The Mathematics Department is strongly committed to the financial support of graduate students who are making good progress toward either the master's or the Ph.D. degree. For the purpose of financial support, a student’s progress is measured against the degree requirements and timetables.

A teaching assistantship (TA) is the most common form of financial support for graduate students in good academic standing. TA appointments are usually made at 50 percent time (an assigned workload of approximately 220 hours for the quarter). Teaching assistants are under the supervision of the faculty member responsible for the course.

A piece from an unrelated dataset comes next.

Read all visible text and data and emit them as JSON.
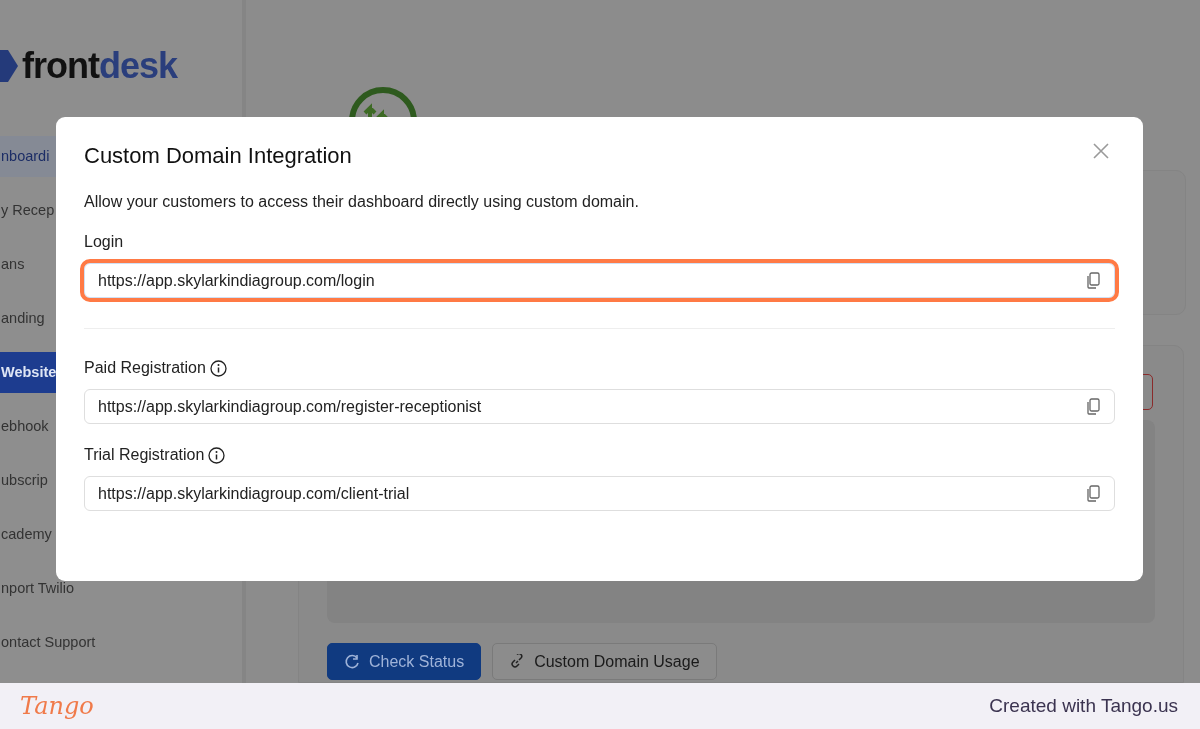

All students are strongly urged to complete a Free Application for Financial Student Aid (FAFSA) each year by the start of fall quarter to determine eligibility for need-based awards. Students are also encouraged to apply for support from the Financial Aid Office as well as from the Mathematics Department.

No need-based fellowship can be awarded to a student who does not have a current FAFSA on file. Students facing special financial hardship are urged to make this known to the department in a timely manner.

The Mathematics Department will do everything in its power to ensure that all students in good standing are granted sufficient financial aid to continue their study of mathematics.

Students in the master’s and doctoral program take the same classes in the core sequences and the same preliminary examinations. Ph.D. and master’s students have the same passing requirements in the core classes. However, the preliminary examination requirements for Ph.D. and master’s students are different, and are outlined within the requirements section of each program.